Hematoxylin and Eosin Stain (H&E) Samples were allowed to fixation in 4% paraformaldehyde solution for a minimum period of 24 h before use. Tissues were trimmed, dehydrated by alcohols, and embedded in paraffin. After that, 5 μm serial sections were made. The sections were dewaxed, rehydrated, and incubated in hematoxylin (Zhongshan GoldenBridge Biotechnology Co. Ltd., Beijing, China) for 5 min. After being rinsed with distilled water, the sections were rinsed with 1% hydrochloric acid in 75% alcohol for 20 s, and then incubated in phosphate buffered saline (PBS) for 5 min. The sections were incubated sequentially in 70% and 80% alcohol for 2 min each, and then were stained with Eosin (Zhongshan GoldenBridge Biotechnology Co. Ltd.) for 30 s. After destaining in 95% al-

cohol for 1 min, the sections were dehydrated in 100% alcohol and xylene, and then were mounted for observation under light microscope.
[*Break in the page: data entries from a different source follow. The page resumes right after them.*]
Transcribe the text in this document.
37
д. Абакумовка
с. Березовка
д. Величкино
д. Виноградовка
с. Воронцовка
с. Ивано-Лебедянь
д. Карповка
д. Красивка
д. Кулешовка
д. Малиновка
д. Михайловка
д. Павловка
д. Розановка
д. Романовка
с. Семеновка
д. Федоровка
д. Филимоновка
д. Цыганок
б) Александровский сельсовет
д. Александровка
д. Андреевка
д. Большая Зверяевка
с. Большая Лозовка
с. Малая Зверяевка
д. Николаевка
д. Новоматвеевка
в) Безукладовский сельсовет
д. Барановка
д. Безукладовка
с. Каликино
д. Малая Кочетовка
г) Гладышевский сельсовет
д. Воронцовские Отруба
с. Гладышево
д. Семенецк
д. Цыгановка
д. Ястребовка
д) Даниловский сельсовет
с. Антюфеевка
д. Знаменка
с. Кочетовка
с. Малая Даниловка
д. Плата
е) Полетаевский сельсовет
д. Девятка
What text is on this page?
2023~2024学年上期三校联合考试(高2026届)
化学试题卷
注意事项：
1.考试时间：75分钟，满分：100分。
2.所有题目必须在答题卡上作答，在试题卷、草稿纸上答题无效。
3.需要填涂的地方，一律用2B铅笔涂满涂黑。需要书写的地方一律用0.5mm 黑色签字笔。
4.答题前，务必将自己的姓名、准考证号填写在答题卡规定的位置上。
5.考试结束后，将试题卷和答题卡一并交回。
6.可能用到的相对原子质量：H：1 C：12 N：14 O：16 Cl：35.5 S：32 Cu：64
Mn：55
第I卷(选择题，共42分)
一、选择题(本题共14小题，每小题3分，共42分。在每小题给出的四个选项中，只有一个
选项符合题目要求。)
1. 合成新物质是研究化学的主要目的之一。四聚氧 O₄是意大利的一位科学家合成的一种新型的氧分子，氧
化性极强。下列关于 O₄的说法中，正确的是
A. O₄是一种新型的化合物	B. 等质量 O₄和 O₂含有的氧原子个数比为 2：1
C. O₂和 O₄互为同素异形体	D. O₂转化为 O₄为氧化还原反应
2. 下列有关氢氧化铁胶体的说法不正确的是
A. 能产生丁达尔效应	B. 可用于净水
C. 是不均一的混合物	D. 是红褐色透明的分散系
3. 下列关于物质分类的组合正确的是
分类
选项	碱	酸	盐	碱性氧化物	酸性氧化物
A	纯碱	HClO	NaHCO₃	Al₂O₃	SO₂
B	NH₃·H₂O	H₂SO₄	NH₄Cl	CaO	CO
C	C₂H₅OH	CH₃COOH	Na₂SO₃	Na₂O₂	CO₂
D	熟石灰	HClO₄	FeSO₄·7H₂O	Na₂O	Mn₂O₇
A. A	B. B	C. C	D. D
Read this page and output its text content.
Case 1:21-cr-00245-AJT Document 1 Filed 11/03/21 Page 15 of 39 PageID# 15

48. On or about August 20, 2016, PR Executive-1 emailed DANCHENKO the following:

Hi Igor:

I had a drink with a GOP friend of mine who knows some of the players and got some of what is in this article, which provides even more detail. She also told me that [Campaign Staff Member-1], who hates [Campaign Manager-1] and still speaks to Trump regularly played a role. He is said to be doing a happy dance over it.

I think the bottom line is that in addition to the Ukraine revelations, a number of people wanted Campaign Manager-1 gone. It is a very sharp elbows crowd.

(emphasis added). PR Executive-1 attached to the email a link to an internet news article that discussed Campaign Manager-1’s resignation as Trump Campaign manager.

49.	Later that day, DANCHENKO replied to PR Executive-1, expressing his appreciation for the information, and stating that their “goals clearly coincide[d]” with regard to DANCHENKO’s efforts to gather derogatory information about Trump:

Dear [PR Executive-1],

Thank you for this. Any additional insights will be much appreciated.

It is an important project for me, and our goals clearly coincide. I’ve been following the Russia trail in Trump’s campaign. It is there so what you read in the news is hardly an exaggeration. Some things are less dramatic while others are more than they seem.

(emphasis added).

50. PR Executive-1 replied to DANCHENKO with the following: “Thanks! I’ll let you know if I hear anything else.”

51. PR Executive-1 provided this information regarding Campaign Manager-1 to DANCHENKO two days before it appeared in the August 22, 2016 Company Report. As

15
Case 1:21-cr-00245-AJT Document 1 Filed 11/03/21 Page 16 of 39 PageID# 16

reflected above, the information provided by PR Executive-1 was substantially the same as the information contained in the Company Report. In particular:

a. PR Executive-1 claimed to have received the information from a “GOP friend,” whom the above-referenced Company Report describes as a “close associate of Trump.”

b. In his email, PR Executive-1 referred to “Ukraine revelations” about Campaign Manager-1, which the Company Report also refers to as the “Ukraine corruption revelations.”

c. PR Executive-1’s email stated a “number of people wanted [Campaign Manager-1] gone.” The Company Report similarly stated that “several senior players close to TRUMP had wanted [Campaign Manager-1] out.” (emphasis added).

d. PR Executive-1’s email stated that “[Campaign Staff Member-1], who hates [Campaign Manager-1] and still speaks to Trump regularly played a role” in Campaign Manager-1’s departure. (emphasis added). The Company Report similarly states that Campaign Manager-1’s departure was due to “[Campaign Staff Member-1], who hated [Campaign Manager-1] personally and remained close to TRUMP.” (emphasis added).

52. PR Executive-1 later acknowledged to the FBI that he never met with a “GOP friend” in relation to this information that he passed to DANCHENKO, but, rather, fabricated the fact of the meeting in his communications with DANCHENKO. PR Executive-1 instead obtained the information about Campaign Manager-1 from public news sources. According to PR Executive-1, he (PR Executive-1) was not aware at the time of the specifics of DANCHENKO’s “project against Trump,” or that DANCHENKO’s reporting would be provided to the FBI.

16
The histological distributions of melanin in SF were observed and pictured using a Zeiss camera system (Carl Zeiss AG, Oberkochen, Germany).

Immunofluorescence Frozen tissue samples were trimmed and embedded in OCT (Leica Camera AG, Wetzlar, Germany), and then were made for 7 μm serial frozen sections. After dried at room temperature, the sections were fixed in 4% paraformaldehyde solution for 10 min. Rinsed with distilled water, the sections were incubated in 3% hydrogen peroxide solution for 15 min. Then the sections were washed with the distilled water and blocked with 1% bovine serum albumin (BSA) for 20 min. All the above operations were performed at room temperature. The sections were incubated with FITC labeled MAA (1:500, Vector Labs, Burlingame, CA) or SNA (1:500, Vector Labs) for overnight at 4◦ C in a humidified chamber. After being rinsed with PBS, the sections were mounted for observation under a fluorescence microscope.

Immunohistochemistry Frozen sections were washed with distilled water and incubated in 3% hydrogen peroxide solution for 15 min at room temperature. Then the sections were washed with the distilled water and blocked with 1% BSA for 20 min at room temperature. The sections were incubated with primary antibody mouse anti-chicken Bu-1b (1:100, Santa Cruz Biotechnology, Inc., Dallas, TX), mouse anti-chicken CD3 (1:100, Southern Biotech, Birmingham, AL) and rat anti-chicken F4/80 (1:100, Santa Cruz Biotechnology, Inc.) overnight at 4◦ C. After rinsing with PBS, sections were incubated with the cognate secondary antibodies (goat anti-mouse IgG or goat anti-rat IgG) conjugated with horseradish peroxidase (Zymed Laboratories Inc., Beijing, China) at room temperature for 1 h. After reacted with diaminobenzidine as chromogen (Zymed Laboratories Inc.) for 10 min at room temperature in dark, the sections were counterstained with hematoxylin. For the negative control, the primary antibody was replaced with PBS. The number of CD3, Bu-1b and F4/80 cells were estimated by counting the cells in 10 independent microscopic fields at 200× magnification and the mean numbers of positive cells were calculated. Samples were coded and examined by a single investigator to eliminate sampling bias.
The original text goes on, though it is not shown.